The case concerned an appeal by Mears against a first instance decision to refuse to prevent proper certification of practical completion of two blocks of student accommodation, in respect of which Mears had an agreement for lease ("AFL"). Plymouth (Notte Street) Limited ("PNSL") engaged J.R. Pickstock to design and build the student accommodation and Mears was to take a long lease of the flats from PNSL following completion. Under the terms of the AFL, Mears was entitled to terminate it if practical completion did not occur by an agreed longstop date. The AFL also prohibited PNSL from making any variations that would "materially affect the size" of the rooms, and it is on this prohibition that the case turned.

Prior to the longstop date, Mears issued a defects notice alleging that 40 rooms had been constructed more than 3% smaller than required. Notwithstanding the notice, Costplan, the Employer's Agent, intended to carry out a pre-completion inspection and issue a Certificate of Practical Completion. Mears, having successfully applied for an interlocutory injunction preventing certification, alleged that, as at least one of the rooms was more than 3% smaller than the size shown in the contract documents, there was a breach of the AFL which prevented the certification of practical completion and consequently entitled it to terminate the AFL.

At first instance, it was found that 56 rooms were more than 3% smaller than the sizes shown on the relevant site drawings. Mears therefore claimed that any failure to meet the 3% tolerance was a "material and substantial" breach of the AFL, and as result Costplan could not validly certify practical completion. Despite the injunction, Waksman J rejected Mears' claims, holding that it would not make commercial sense to allow Mears to terminate the AFL for any breach no matter how minor.

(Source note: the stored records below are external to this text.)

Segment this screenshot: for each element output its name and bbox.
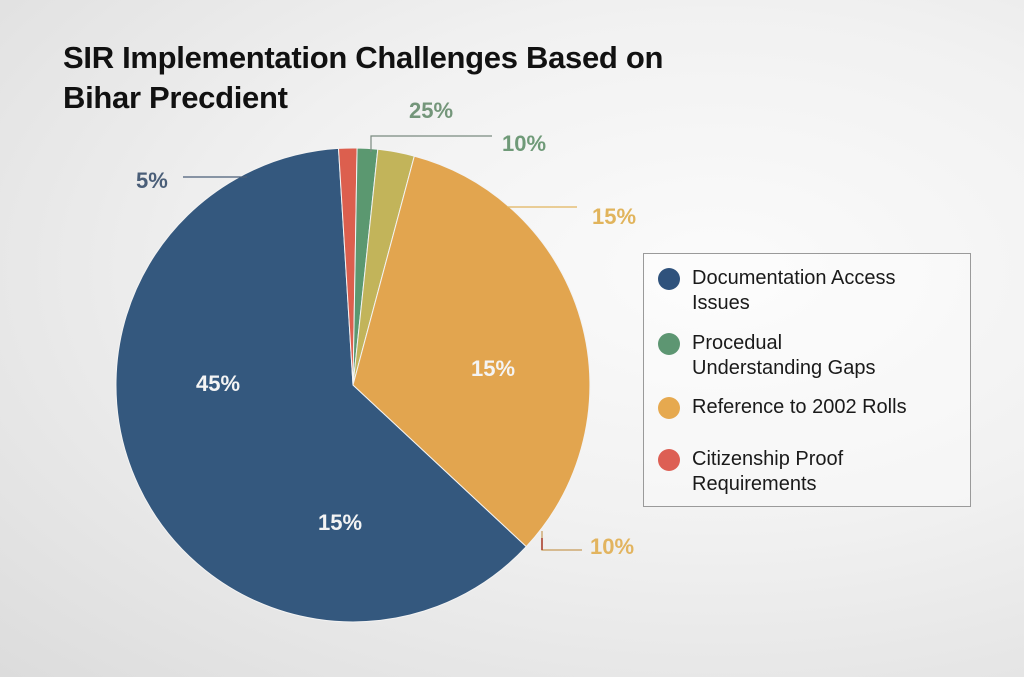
internal-label-orange-15pct: 15%	[471, 356, 516, 381]
external-label-5pct: 5%	[136, 168, 168, 194]
legend-label-line-1: Citizenship Proof	[692, 448, 844, 470]
label-text: 10%	[502, 131, 547, 156]
legend-item-reference-2002-rolls[interactable]: Reference to 2002 Rolls	[658, 395, 907, 420]
slice-documentation-access[interactable]	[115, 147, 528, 623]
chart-title: SIR Implementation Challenges Based on B…	[63, 38, 763, 118]
legend-label: Reference to 2002 Rolls	[692, 396, 907, 418]
legend-item-procedural-gaps[interactable]: Procedual Understanding Gaps	[658, 331, 875, 381]
slice-reference-2002-rolls[interactable]	[352, 155, 591, 548]
external-label-15pct: 15%	[592, 204, 636, 230]
legend-dot-icon	[658, 268, 680, 290]
internal-label-blue-15pct: 15%	[318, 510, 363, 535]
legend: Documentation Access Issues Procedual Un…	[643, 253, 971, 507]
external-label-25pct: 25%	[409, 98, 453, 124]
legend-label-line-2: Issues	[692, 292, 750, 314]
legend-dot-icon	[658, 397, 680, 419]
leader-line-10-top	[370, 135, 492, 152]
legend-label-line-1: Procedual	[692, 332, 783, 354]
legend-dot-icon	[658, 333, 680, 355]
legend-item-documentation-access[interactable]: Documentation Access Issues	[658, 266, 895, 316]
legend-label-line-2: Understanding Gaps	[692, 357, 876, 379]
legend-item-citizenship-proof[interactable]: Citizenship Proof Requirements	[658, 447, 843, 497]
external-label-10pct-bottom: 10%	[590, 534, 634, 560]
label-text: 10%	[590, 534, 635, 559]
label-text: 5%	[136, 168, 168, 193]
internal-label-45pct: 45%	[196, 371, 241, 396]
label-text: 15%	[592, 204, 637, 229]
chart-title-line-2: Bihar Precdient	[63, 80, 288, 115]
external-label-10pct-top: 10%	[502, 131, 546, 157]
chart-title-line-1: SIR Implementation Challenges Based on	[63, 40, 664, 75]
legend-dot-icon	[658, 449, 680, 471]
label-text: 25%	[409, 98, 454, 123]
leader-line-10-bottom	[541, 531, 582, 551]
legend-label-line-2: Requirements	[692, 473, 817, 495]
legend-label: Documentation Access Issues	[692, 266, 895, 316]
legend-label-line-1: Documentation Access	[692, 267, 896, 289]
legend-label: Procedual Understanding Gaps	[692, 331, 875, 381]
legend-label: Citizenship Proof Requirements	[692, 447, 843, 497]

Waksman J's decision was upheld on appeal.  Coulson LJ held that to prevent practical completion for any failure to meet the 3% tolerance would be "commercially absurd". Mears' absolute construction of the 3% tolerance was not an accurate interpretation of the provision in question, which introduced materiality in relation to the room size, not in relation to the ensuing breach. Reference was made to Ruxley Electronics & Construction Limited v Forsyth [1996], which concerned the construction of a swimming pool with a diving area shallower than the proposed depth in the contract. Notwithstanding the owner's claim that payment was not due as the contract was never completed, the House of Lords held that the appropriate remedy was not the cost of reinstatement but the value of the diminution due to the reduced depth. The same logic was applied to Mears' claim against the validity of the practical completion certificate.